All of that said, that is my hobbyist approach. When I'm doing work for
hire, I just want things that work and that I can hit the ground with
quickly. Usually in the professional sense, time to market and reliability
are more important than unit price. I have actually delivered a few black
boxes to clients that had a 'Pod inside. But it sure wasn't a $5 part!
I guess where I'm going with all of this is that in the professional market,
a $5 microcontroller does not matter because engineering costs are spread
out over production quantities, and in the hobbyist market even if there
ware a $5 microcontroller we would still say "I can do that better, faster,
cheaper...". I have quietly read many of your posts about your new motor
controller and it's many features and small size. None of them have
mentioned a price point, but in my head I keep thinking "I can do that...".
However, when a project for hire comes along that needs something like that
NOW and that's proven to WORK and my own "better, faster, cheaper" unit is
not ready, you can bet that the first place I'll go is the new micros web
site and click the buy button. I'll build what my customer wants and
deliver it with confidence that it's going to do what it's supposed to do.

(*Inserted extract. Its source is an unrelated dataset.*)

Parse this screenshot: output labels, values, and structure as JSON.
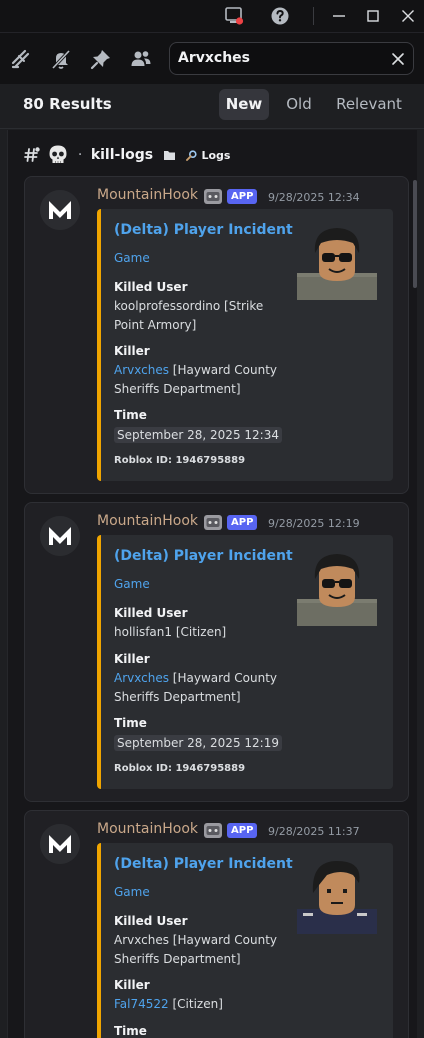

Then after I get my check, if there is anything left over after I pay my
bills, I'll probably continue to work on my own "better, faster, and
cheaper" one. That's just my hobbyist mentality. I'll never let the dream
die...
-TE
Re: The mythical $5 microcontroller
each port
thus making it a self-contained unit. Any additional components or
peripherals are then
in a seperate category from its deemed description. Add-ons are seperate,
affordable
commodities.
What should be the transceiver range?
-----------------------------------------------------------------------
Ashley Clarke
-------------------------------------------------------
Re: The mythical $5 microcontroller
As if the concept weren't hazardous enough?!?!
Oh, as long as we're just discussing mythical, why not spec the range
for just a little over half way around the Earth? Enough you could get a
good overlapping from low orbit. Not that we'd have to go far, like, the
moon or anything difficult like that. And all conditioned that it
doesn't raise the price much over the $5 mark. You know, $5.05 max,
don't you think? ;)
--
Randy M. Dumse
www.newmicros.com
Caution: Objects in mirror are more confused than they appear.